The Permanent Portfolio Allocation
Permanent Portfolio Historical Returns
Between Browne’s radio shows, books and the extra information I wrote you’ll have a thorough understanding of this approach to investing so you can make an educated decision if it is right for you.
If that’s still not enough then you can read articles with the “permanent portfolio” tag on this site:
Permanent Portfolio Tagged Articles
Between the radio shows, Browne’s books and the FAQs you will know just about all there is to be known about implementing the Permanent Portfolio strategy. These basics will provide a solid foundation to grow and protect your money.
about 1 month ago
I just wanted to thank you again for creating this blog and keeping it around. I check back now and then to see if there is a new post, but it is mostly nice to see the consistent message. This site is a remarkable asset.
about 1 month ago
Thanks for the nice words, Ryan.
about 1 month ago
Enjoy the discussion and am interested in implementing an investment plan based on these ideas, but can’t get past plunking a bunch of money into stocks and gold as these levels.
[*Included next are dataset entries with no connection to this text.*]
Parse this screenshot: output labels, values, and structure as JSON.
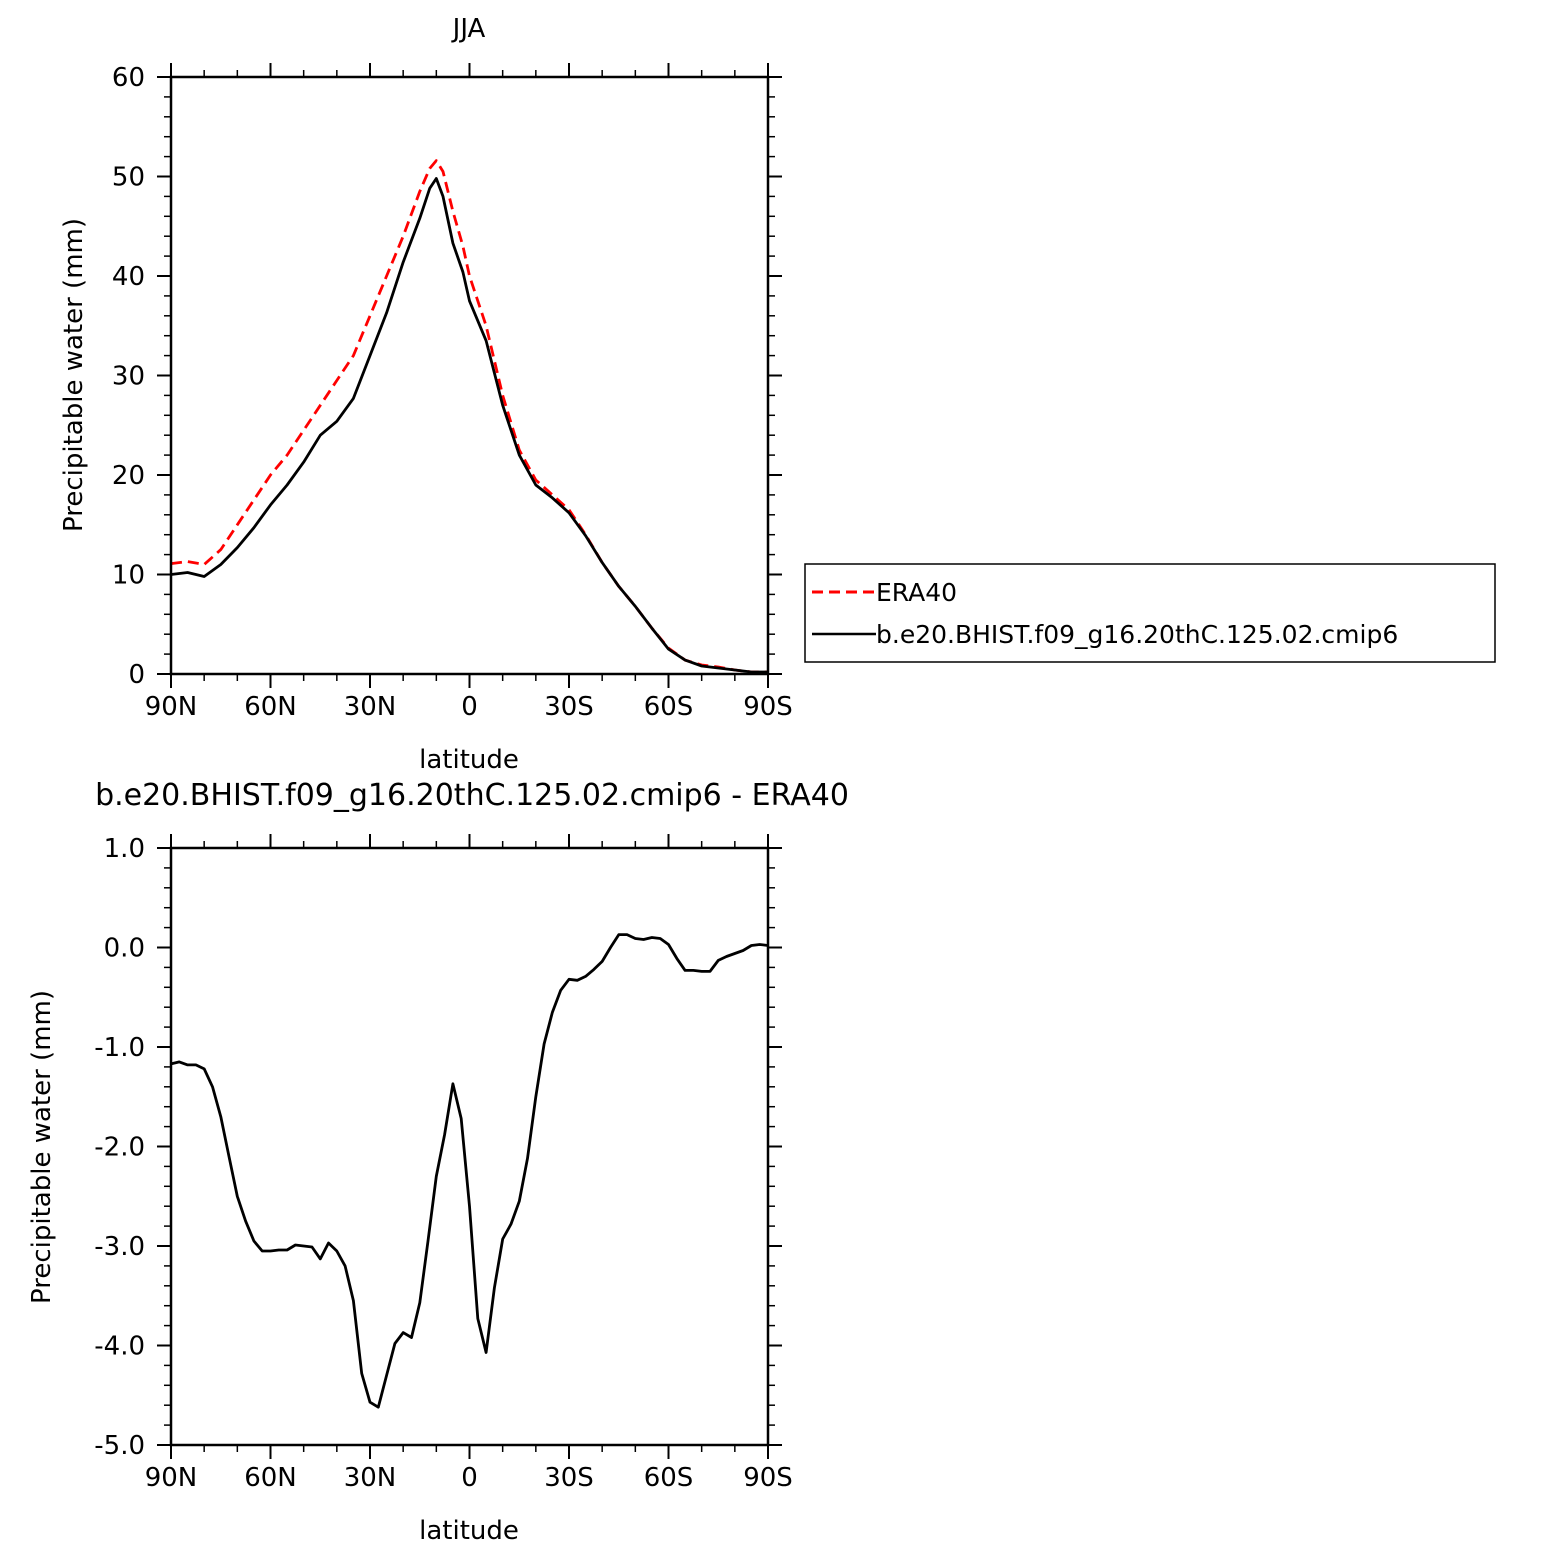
{
  "chart_data": [
    {
      "type": "line",
      "title": "JJA",
      "xlabel": "latitude",
      "ylabel": "Precipitable water (mm)",
      "xlim": [
        90,
        -90
      ],
      "ylim": [
        0,
        60
      ],
      "xticks": [
        90,
        60,
        30,
        0,
        -30,
        -60,
        -90
      ],
      "xticklabels": [
        "90N",
        "60N",
        "30N",
        "0",
        "30S",
        "60S",
        "90S"
      ],
      "yticks": [
        0,
        10,
        20,
        30,
        40,
        50,
        60
      ],
      "yticklabels": [
        "0",
        "10",
        "20",
        "30",
        "40",
        "50",
        "60"
      ],
      "legend": {
        "placement": "right",
        "entries": [
          "ERA40",
          "b.e20.BHIST.f09_g16.20thC.125.02.cmip6"
        ]
      },
      "series": [
        {
          "name": "ERA40",
          "color": "#ff0000",
          "style": "dashed",
          "x": [
            90,
            85,
            80,
            75,
            70,
            65,
            60,
            55,
            50,
            45,
            40,
            35,
            30,
            25,
            20,
            15,
            12,
            10,
            8,
            5,
            2,
            0,
            -5,
            -10,
            -15,
            -20,
            -25,
            -30,
            -35,
            -40,
            -45,
            -50,
            -55,
            -60,
            -65,
            -70,
            -75,
            -80,
            -85,
            -90
          ],
          "y": [
            11.1,
            11.3,
            11.0,
            12.5,
            15.0,
            17.5,
            20.0,
            22.0,
            24.5,
            27.0,
            29.5,
            32.0,
            36.0,
            40.0,
            44.0,
            48.5,
            50.8,
            51.6,
            50.5,
            46.5,
            43.0,
            40.0,
            35.0,
            28.0,
            22.5,
            19.5,
            18.0,
            16.5,
            14.0,
            11.2,
            8.8,
            6.8,
            4.6,
            2.6,
            1.4,
            0.9,
            0.7,
            0.4,
            0.2,
            0.2
          ]
        },
        {
          "name": "b.e20.BHIST.f09_g16.20thC.125.02.cmip6",
          "color": "#000000",
          "style": "solid",
          "x": [
            90,
            85,
            80,
            75,
            70,
            65,
            60,
            55,
            50,
            45,
            40,
            35,
            30,
            25,
            20,
            15,
            12,
            10,
            8,
            5,
            2,
            0,
            -5,
            -10,
            -15,
            -20,
            -25,
            -30,
            -35,
            -40,
            -45,
            -50,
            -55,
            -60,
            -65,
            -70,
            -75,
            -80,
            -85,
            -90
          ],
          "y": [
            10.0,
            10.2,
            9.8,
            11.0,
            12.7,
            14.7,
            17.0,
            19.0,
            21.3,
            24.0,
            25.4,
            27.7,
            32.0,
            36.3,
            41.4,
            45.8,
            48.8,
            49.8,
            48.0,
            43.3,
            40.4,
            37.5,
            33.5,
            27.0,
            22.0,
            19.0,
            17.7,
            16.2,
            13.9,
            11.2,
            8.8,
            6.8,
            4.6,
            2.5,
            1.4,
            0.8,
            0.6,
            0.4,
            0.2,
            0.2
          ]
        }
      ]
    },
    {
      "type": "line",
      "title": "b.e20.BHIST.f09_g16.20thC.125.02.cmip6 - ERA40",
      "xlabel": "latitude",
      "ylabel": "Precipitable water (mm)",
      "xlim": [
        90,
        -90
      ],
      "ylim": [
        -5.0,
        1.0
      ],
      "xticks": [
        90,
        60,
        30,
        0,
        -30,
        -60,
        -90
      ],
      "xticklabels": [
        "90N",
        "60N",
        "30N",
        "0",
        "30S",
        "60S",
        "90S"
      ],
      "yticks": [
        1.0,
        0.0,
        -1.0,
        -2.0,
        -3.0,
        -4.0,
        -5.0
      ],
      "yticklabels": [
        "1.0",
        "0.0",
        "-1.0",
        "-2.0",
        "-3.0",
        "-4.0",
        "-5.0"
      ],
      "series": [
        {
          "color": "#000000",
          "style": "solid",
          "x": [
            90,
            87.5,
            85,
            82.5,
            80,
            77.5,
            75,
            72.5,
            70,
            67.5,
            65,
            62.5,
            60,
            57.5,
            55,
            52.5,
            50,
            47.5,
            45,
            42.5,
            40,
            37.5,
            35,
            32.5,
            30,
            27.5,
            25,
            22.5,
            20,
            17.5,
            15,
            12.5,
            10,
            7.5,
            5,
            2.5,
            0,
            -2.5,
            -5,
            -7.5,
            -10,
            -12.5,
            -15,
            -17.5,
            -20,
            -22.5,
            -25,
            -27.5,
            -30,
            -32.5,
            -35,
            -37.5,
            -40,
            -42.5,
            -45,
            -47.5,
            -50,
            -52.5,
            -55,
            -57.5,
            -60,
            -62.5,
            -65,
            -67.5,
            -70,
            -72.5,
            -75,
            -77.5,
            -80,
            -82.5,
            -85,
            -87.5,
            -90
          ],
          "y": [
            -1.17,
            -1.15,
            -1.18,
            -1.18,
            -1.22,
            -1.4,
            -1.7,
            -2.1,
            -2.5,
            -2.75,
            -2.95,
            -3.05,
            -3.05,
            -3.04,
            -3.04,
            -2.99,
            -3.0,
            -3.01,
            -3.13,
            -2.97,
            -3.05,
            -3.2,
            -3.55,
            -4.28,
            -4.57,
            -4.62,
            -4.3,
            -3.98,
            -3.87,
            -3.92,
            -3.57,
            -2.95,
            -2.3,
            -1.88,
            -1.37,
            -1.72,
            -2.6,
            -3.73,
            -4.07,
            -3.42,
            -2.93,
            -2.78,
            -2.55,
            -2.12,
            -1.5,
            -0.97,
            -0.65,
            -0.43,
            -0.32,
            -0.33,
            -0.29,
            -0.22,
            -0.14,
            0.0,
            0.13,
            0.13,
            0.09,
            0.08,
            0.1,
            0.09,
            0.03,
            -0.11,
            -0.23,
            -0.23,
            -0.24,
            -0.24,
            -0.13,
            -0.09,
            -0.06,
            -0.03,
            0.02,
            0.03,
            0.02
          ]
        }
      ]
    }
  ]
}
If deflation is coming (not saying it is, but wouldn’t be surprised), not sure the the LT Bonds would be able to compensate for the losses in stocks and gold that would be seen.
Looking at the historical results, I don’t think that is a scenario that the portfolio has faced up to now.
I know you have heard this all before…
Keep up the good work.
about 1 month ago
J,
You may like this recent post that discusses what you are asking:
http://crawlingroad.com/blog/2010/01/12/what-asset-will-do-best/
Last year I was reading advice telling people to avoid stocks because they were over priced and the Dow would drop to something like 4000. Stocks instead posted almost 30% gains. In 2008 I was reading advice saying inflation was coming when gas was around $4 a gallon and avoid Long Term bonds. Long Term bonds posted 30% gains. In 2007 I was reading advice telling people to diversify into real estate and stocks because bonds were a drag on portfolio performance. In that year the real estate market started to crash.
I could go on, but I think I’ve made the point. The markets are not predictable. I don’t care how many PhDs a person has, how many books they’ve written, how many magazine columns they’ve penned or how many interviews they’ve given on CNBC. Nobody can predict the future.
It’s possible that stocks and gold could fall in price. But it’s also possible that they won’t. It may seem counterintuitive, but if you own all the assets all the time you are actually safer vs. concentrating your bets. On a concentrated bet if you are wrong you can lose a tremendous amount of money. By distributing your investments however you mitigate the damages and are far less likely to encounter a “black swan” type event that does serious damage to your net worth.
There are no guarantees in life, but diversifying your savings is usually the best course of action.
about 1 month ago
Thanks for the informative site. What do you think about using some basket of commodities instead of or in addition to some gold as a way of providing more diversification for this portion of the portfolio?
about 1 month ago
Gold works the best. It’s a commodity and it’s also a monetary metal so you get two types of protection against inflation. Browne talked about this same question in one of his shows, I think October, 24, 2004. Commodities can have bull and bear markets that have nothing to do with threats of inflation. 2008 for instance saw commodities fall through the floor. But gold was up about 5% because when banks were teetering on collapse, and trillions of dollars in money being used for bail outs, people would rather own gold if they think inflation is going to be bad.
Also, I just don’t think you can diversify better than gold for a hard asset. When currencies are having problems, people think gold and not a basket of commodities. Finally, most commodity exposure is with opaque commodity futures funds and these can have many risks hidden inside of them. Gold is really simple to understand. You can own it physically or use a fund to get exposure if you need to. But it’s simple to understand and store vs. barrels of oil, wheat, etc.